In 2016 we are going to see individuals and organizations demanding that the data discovery process accommodate more massive and more varied datasets as well as allow for more complex analysis—all at interactive speeds. Business users are demanding self-service tools without requiring any IT assistance, which will enable superior flexibility with their data exploration in order to derive actionable business insights. The rigidness of partial extracts and predefined cubes of yesterday are not going to quench the business user’s thirst for complex data discovery and analysis. IT will no longer be able to keep up with the business users’ demands leaving them to seek out a more flexible and sustainable solution.
BI ON HADOOP HAS ITS OWN CHALLENGES
Hadoop by design was not intended for interactive BI use and SQL-on-Hadoop tools scramble to serve the full range of analytic and ETL use-cases. Each SQL-on-Hadoop solution has its own unique properties and best use-cases. For the unique needs of BI and data discovery, however, Jethro takes the cake. TPC-DS live benchmarks using Tableau and Qlik have shown that Jethro has the fastest query response time. Even on 2.9 billion rows of data, Jethro enables business users to interactively analyze data at the speed of thought. Jethro also gives BI users the most flexibility, as its index-based architecture indexes every single column alleviating the need for limiting predefined extracts and cubes.
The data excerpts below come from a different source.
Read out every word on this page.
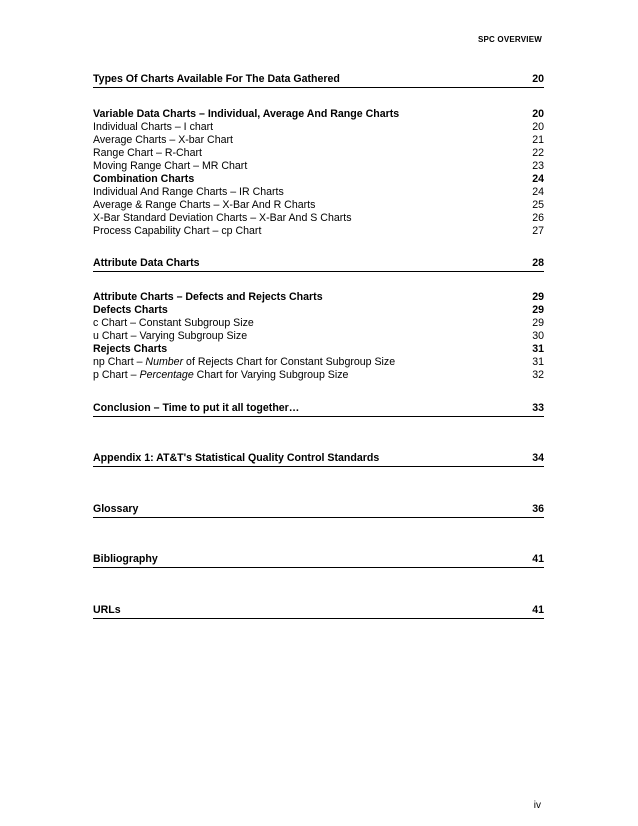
SPC OVERVIEW
Types Of Charts Available For The Data Gathered	20
Variable Data Charts – Individual, Average And Range Charts	20
Individual Charts – I chart	20
Average Charts – X-bar Chart	21
Range Chart – R-Chart	22
Moving Range Chart – MR Chart	23
Combination Charts	24
Individual And Range Charts – IR Charts	24
Average & Range Charts – X-Bar And R Charts	25
X-Bar Standard Deviation Charts – X-Bar And S Charts	26
Process Capability Chart – cp Chart	27
Attribute Data Charts	28
Attribute Charts – Defects and Rejects Charts	29
Defects Charts	29
c Chart – Constant Subgroup Size	29
u Chart – Varying Subgroup Size	30
Rejects Charts	31
np Chart – Number of Rejects Chart for Constant Subgroup Size	31
p Chart – Percentage Chart for Varying Subgroup Size	32
Conclusion – Time to put it all together…	33
Appendix 1: AT&T's Statistical Quality Control Standards	34
Glossary	36
Bibliography	41
URLs	41
iv
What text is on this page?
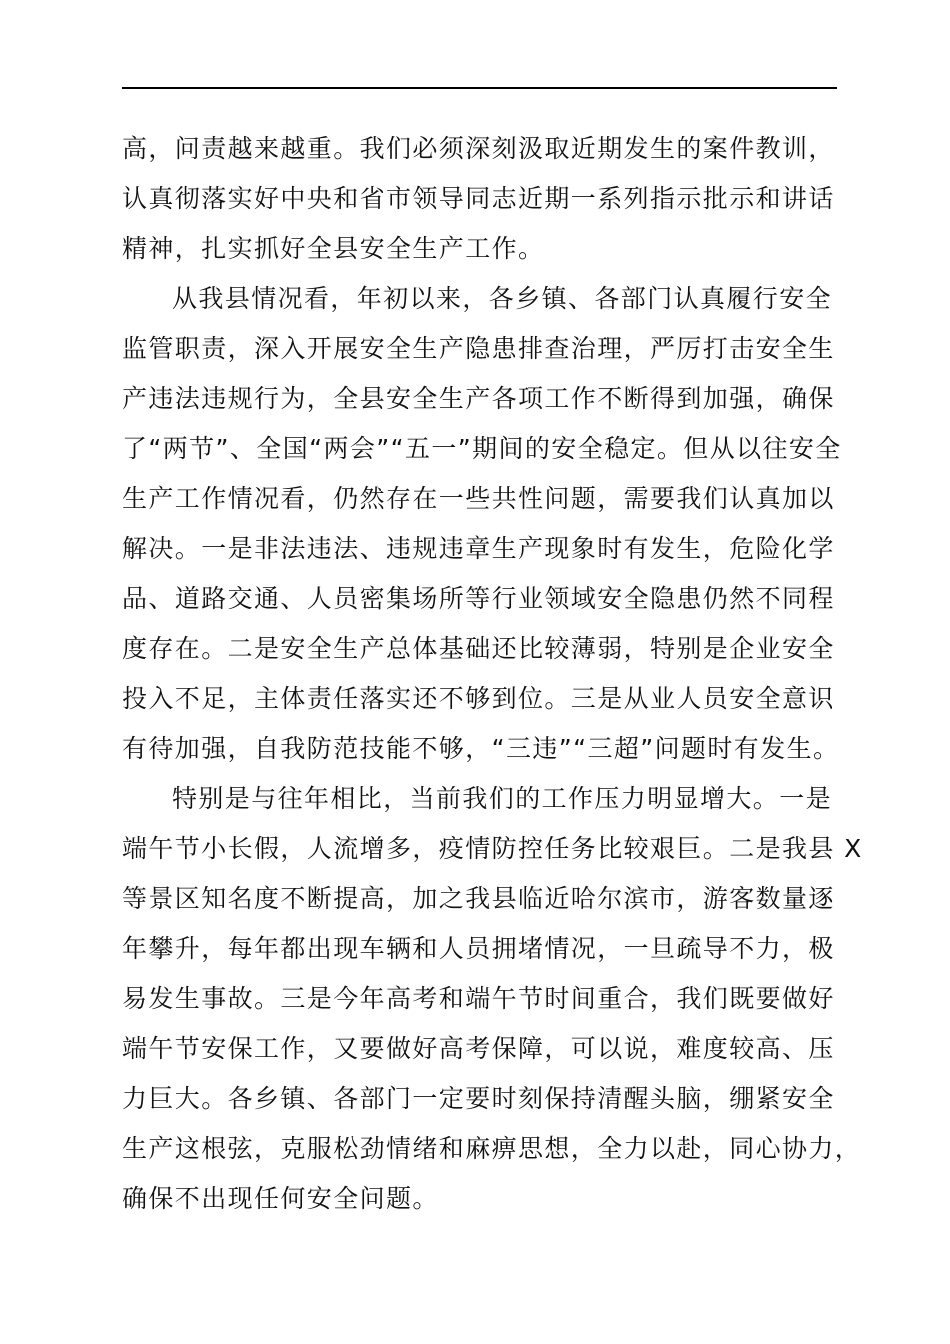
高，问责越来越重。我们必须深刻汲取近期发生的案件教训，
认真彻落实好中央和省市领导同志近期一系列指示批示和讲话
精神，扎实抓好全县安全生产工作。
从我县情况看，年初以来，各乡镇、各部门认真履行安全
监管职责，深入开展安全生产隐患排查治理，严厉打击安全生
产违法违规行为，全县安全生产各项工作不断得到加强，确保
了“两节”、全国“两会”“五一”期间的安全稳定。但从以往安全
生产工作情况看，仍然存在一些共性问题，需要我们认真加以
解决。一是非法违法、违规违章生产现象时有发生，危险化学
品、道路交通、人员密集场所等行业领域安全隐患仍然不同程
度存在。二是安全生产总体基础还比较薄弱，特别是企业安全
投入不足，主体责任落实还不够到位。三是从业人员安全意识
有待加强，自我防范技能不够，“三违”“三超”问题时有发生。
特别是与往年相比，当前我们的工作压力明显增大。一是
端午节小长假，人流增多，疫情防控任务比较艰巨。二是我县 X
等景区知名度不断提高，加之我县临近哈尔滨市，游客数量逐
年攀升，每年都出现车辆和人员拥堵情况，一旦疏导不力，极
易发生事故。三是今年高考和端午节时间重合，我们既要做好
端午节安保工作，又要做好高考保障，可以说，难度较高、压
力巨大。各乡镇、各部门一定要时刻保持清醒头脑，绷紧安全
生产这根弦，克服松劲情绪和麻痹思想，全力以赴，同心协力，
确保不出现任何安全问题。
Certain BI tools, like MicroStrategy, can tap directly into Hadoop via native connectivity with HDFS, but big data performance issues surface while dealing with large and complex data sets. These users would benefit from an indexing and caching layer that would accelerate the queries from Hadoop.
BI INGESTING DATA FROM HADOOP AND OTHER SOURCES
Data will always exist in multiple places with a variety of sources—even as Hadoop becomes more widely adopted. In order to allow for boundless data discovery and the highest granularity, SQL-on-Hadoop solutions will need to ingest data from both Hadoop and non-Hadoop sources. Jethro grants BI tools access to any data required, as it ingests data from any data source including traditional structured data.
2016 will be about addressing the elephant in the room and finding ways to overcome the BI on Hadoop hurdles in order to empower the business user to discover, visualize, analyze and derive priceless data-driven business insights to propel business forward.